Crowdfunding medical costs has become a necessary way for some Americans to avoid falling into serious debt.
According to the GoFundMe CEO Rob Solomon, 1 in 3 GoFundMe crowdfunding campaigns aims to cover the costs of medical-related financing.* The website is the world’s largest online crowdsourced fundraising platform, having raised more than $5 billion from 50 million donations in its eight years of existence.
*Update: GoFundMe notes that there are a variety of use cases, including medical bills, travel, covering lost wages for the patient or caregiver, research, accommodations for families, and other costs associated with receiving care or recovering from treatment.
The company declined to comment on the total number of medical-related campaigns. Currently, there are hundreds on the site. (The page froze after loading about 750 open entries).
Gerald Kominski, a Senior Fellow at UCLA Center for Health Policy Research, told Yahoo Finance that the situation is “troubling and shocking” — even if it’s somewhat understandable at this point.
“Despite the progress that’s been made in the last five years because of the Affordable Care Act (ACA), there are still almost 28 million people in the U.S. without [health] coverage,” Kominski said. “We are the only major industrial nation that doesn’t provide basic health insurance to all of its citizens. In some sense, failure is on Congress and its inability to find a way for everyone to be insured.”
Tom Kise, the director of public affairs for the United States of Care, a non-profit and non-partisan organization, believes that people shouldn’t have to resort to crowdfunding.
“The role of our family and friends isn’t supposed to be to help us pay for our medical bills,” Kise told Yahoo Finance. “We can do better as a nation.”
GoFundMe, for its part, does not want to be a substitute for a proper health care system.
“Despite the progress made with the Affordable Care Act, there are ever-widening gaps in coverage for treatment, prescriptions, and related health care costs, even for patients with insurance,” the company said in a statement to Yahoo Finance. “However, while GoFundMe can provide timely, critical help to people facing health care crises, we do not aim to be a substitute social safety net.”
Kominski, speaking to why the U.S. government doesn’t do more to help, lamented that “no one in the administration currently thinks this is an important problem.”
Furthermore, as detailed in the video above, about seven million people are set to see their health care costs go up considerably next year.
“This is people who are not covered under an employer, so they buy insurance on the individual market,” Rick Newman explained. “And they make too much to qualify for subsidies under the ACA. …

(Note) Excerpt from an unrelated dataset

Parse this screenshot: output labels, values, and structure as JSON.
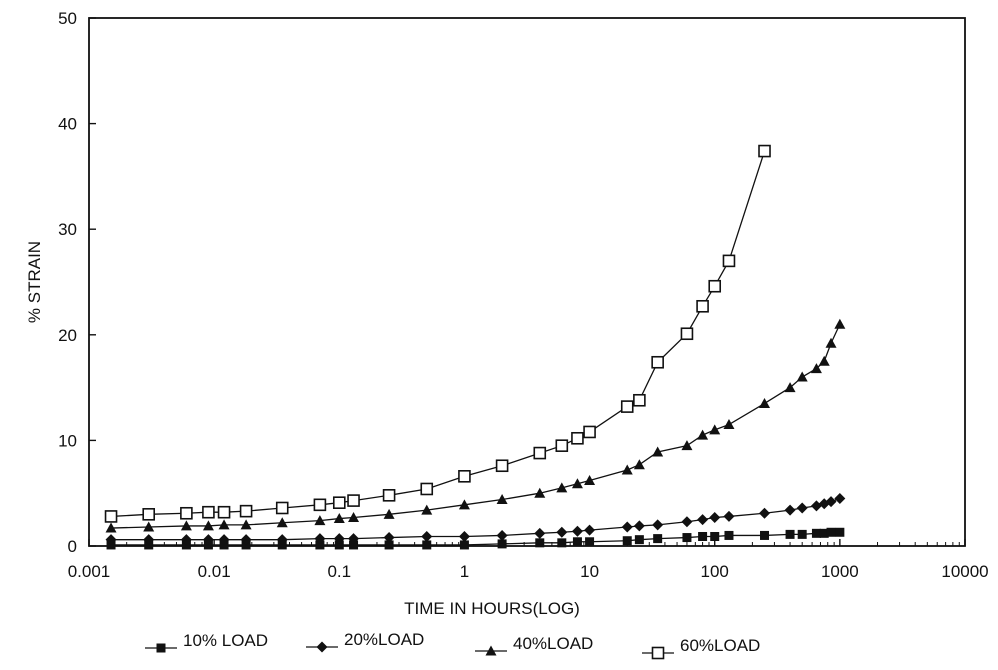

“So three things are happening that Trump has put into place that are actually going to make this worse for this group of people. First, the individual mandate goes away beginning in 2019. And then Trump has proposed that two different types of what are called sort of skinny or temporary plans, people are allowed to buy these. These are much cheaper, but they don’t cover a lot.”
‘It’s an unsatisfactory option’
As for how to fix the U.S. health care system, there is a range of opinions.
“If one person in America, the richest country in the history of the world, can’t get the medication or health care they need because they can’t afford it, that is too many,” Senator Bernie Sanders (D-VT) told Yahoo Finance in a statement. “And yet, millions of people right now are relying on the generosity of complete strangers online in order to afford health care. This international embarrassment has got to end. Our profit-driven health care system isn’t working. We must pass Medicare-for-all and join every other major country in guaranteeing health care for all as a right, not a privilege.”
Alternatively, Kise of United States of Care believes that states should lead the way.
“States have been the cauldron of democracy, where we can figure out what works and what doesn’t,” he said. “We need to look at policy at the state level to see what we can learn and bring the costs down. Each state knows what works best for them.”
Kominski of UCLA, meanwhile, is somewhere in the middle.
“If we leave this to the states, we’ll never solve this problem,” he said. “It requires a national solution.”
Kominski noted there are currently 17 states, including Texas and Florida, that refuse to expand their Medicaid programs despite continual federal financing available.
“We can debate what the right solution is but, at a minimum, we should have a basic health benefit that everyone is entitled to,” he said. “It doesn’t necessarily have to be a Medicare-for-all proposal.”
In the meantime, is there an alternative to crowdfunding?
For many, the only other option is declaring bankruptcy. Medical bills had been a leading cause of personal bankruptcy before Obamacare was enacted and personal bankruptcies plummeted.
Nevertheless, crowdfunding for medical bills is still a necessity for many.
“It’s an unsatisfactory option, to say the least,” Kominski said. “It seems excessively harsh that we put people in that situation when we have the resources to protect people from these kinds of predicaments.”